To comply with local seismic design considerations the development is engineered to Zone III classifications for seismicity and to improve ductility of the primary structure we introduced reinforced concrete which was also used to confine in place the weaker and more traditional elements found in the Casbah construction and undertook seismic modelling using Seismosoft for earthquake engineering assessment of the structural design proposed.
Main Sustainable Aspects
Without any existing Algerian sustainable development codes or targets to meet our design reflects the traditional construction and ideals demonstrated in the traditional “Casbah” urban model, from the oldest part of the city of Algiers, built in 1516 by the Ottomans, and a recognised symbol of Algerian architecture, identity, culture and heritage.
The philosophy of this scheme is not to innovate, but to recognise and reuse tried and tested passive sustainable design principles, strategies and examples and to repurpose this in a modern manner to reflect and respond to contemporary lifestyle, climate, and environmental needs.
The need to understand and benefit from both vernacular and sustainable architecture is unequivocal today and is the premise which forms the backbone of our project’s study and application of traditional urbanism in a contemporary manner. One which offers plausible strategies by utilising the knowledge and techniques that were recognised centuries ago that demonstrate the impressively rich indigenous techniques that the early city dwellers used to protect themselves from the diverse and extreme weather conditions they were subject to.
Materials used in Casbah houses are elementary, local, and easy to get from the site itself, without the need for energy for processing and transportation, we incorporated locally sourced marl soil, debris, and brick within the foundations and the building fabric, and timber from the adjacent forests for the bridges that we introduced to connect all components of the resort and link the resort itself to the beachfront.

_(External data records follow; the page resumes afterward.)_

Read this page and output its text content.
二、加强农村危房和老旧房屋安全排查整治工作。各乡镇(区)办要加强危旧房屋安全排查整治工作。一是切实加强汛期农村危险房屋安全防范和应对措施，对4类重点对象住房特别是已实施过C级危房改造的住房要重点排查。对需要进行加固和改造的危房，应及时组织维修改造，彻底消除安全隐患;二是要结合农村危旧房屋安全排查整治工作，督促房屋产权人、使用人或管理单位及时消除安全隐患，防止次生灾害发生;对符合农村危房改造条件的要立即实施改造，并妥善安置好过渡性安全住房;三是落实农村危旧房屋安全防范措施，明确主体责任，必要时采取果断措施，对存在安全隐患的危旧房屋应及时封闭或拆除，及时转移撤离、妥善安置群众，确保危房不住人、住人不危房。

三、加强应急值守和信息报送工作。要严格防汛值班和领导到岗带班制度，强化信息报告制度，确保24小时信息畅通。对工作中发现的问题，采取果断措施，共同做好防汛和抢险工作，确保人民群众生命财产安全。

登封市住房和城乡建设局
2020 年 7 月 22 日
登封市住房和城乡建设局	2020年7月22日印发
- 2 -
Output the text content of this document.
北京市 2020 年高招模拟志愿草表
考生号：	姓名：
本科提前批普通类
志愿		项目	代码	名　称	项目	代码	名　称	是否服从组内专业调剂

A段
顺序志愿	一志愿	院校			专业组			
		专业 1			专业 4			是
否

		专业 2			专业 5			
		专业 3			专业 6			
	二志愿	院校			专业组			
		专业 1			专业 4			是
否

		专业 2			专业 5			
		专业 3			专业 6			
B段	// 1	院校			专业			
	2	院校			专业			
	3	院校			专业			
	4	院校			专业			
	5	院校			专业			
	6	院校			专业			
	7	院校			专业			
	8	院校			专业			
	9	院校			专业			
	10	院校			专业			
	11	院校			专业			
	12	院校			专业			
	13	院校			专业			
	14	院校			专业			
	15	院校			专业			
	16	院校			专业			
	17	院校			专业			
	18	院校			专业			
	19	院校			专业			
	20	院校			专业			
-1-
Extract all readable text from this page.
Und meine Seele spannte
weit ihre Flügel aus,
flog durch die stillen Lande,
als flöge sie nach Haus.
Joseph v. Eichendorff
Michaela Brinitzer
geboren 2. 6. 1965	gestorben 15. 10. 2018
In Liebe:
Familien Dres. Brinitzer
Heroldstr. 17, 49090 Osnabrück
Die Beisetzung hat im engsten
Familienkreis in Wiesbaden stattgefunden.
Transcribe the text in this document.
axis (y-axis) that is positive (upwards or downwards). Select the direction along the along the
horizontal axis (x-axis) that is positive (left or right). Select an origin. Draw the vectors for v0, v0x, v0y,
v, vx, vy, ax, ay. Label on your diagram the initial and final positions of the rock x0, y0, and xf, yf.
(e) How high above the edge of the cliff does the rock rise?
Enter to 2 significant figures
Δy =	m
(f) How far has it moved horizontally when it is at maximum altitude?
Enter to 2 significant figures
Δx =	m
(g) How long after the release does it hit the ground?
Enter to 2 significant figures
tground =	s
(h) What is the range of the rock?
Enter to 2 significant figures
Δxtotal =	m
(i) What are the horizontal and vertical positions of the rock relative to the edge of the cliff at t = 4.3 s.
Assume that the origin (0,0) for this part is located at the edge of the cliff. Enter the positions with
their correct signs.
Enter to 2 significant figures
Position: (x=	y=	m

The materials incorporated are locally sourced to reduce carbon emissions associated with transportation.
Local timber is incorporated in the carpentry, from the nearby forests of evergreen oak, Aleppo pine and cedar. Reforestation has been programmed in Algeria since the destruction of two-thirds of the historic growth during the 1954-62 war. Currently a “green line” of planting is underway from its’ Morocco to Tunisia borders to halt the encroachment of the Sahara at a rate of 45,000 hectares per year.
Desert Rose stone, sourced from the east of the country and typical of the vernacular is bonded with gypsum mortar joints, with the gypsum prepared from the local Tafza stone.
Local marl clay, was used in the construction of the building fabric, and debris and bricks incorporated in its’ foundations
As the site location is on the shoreline and with a wadi running across it, leading to the risk of flooding, the hotel tower entrance and egress have been substantially elevated above the flood plain. The architecture incorporates typical Casbah set-backs, balconies, archways and collonades, and in the climatic responsive character of Mediterranean architecture, is externalised towards the sea and the sun, to passively benefit from the naturally abundant resources of the onshore winds to naturally ventilate and cool the buildings with clean and fresh air during the heat of the summer, and offer direct sunlight to heat the fabric of the buildings and improve interior comfort levels during the coolest of winter months.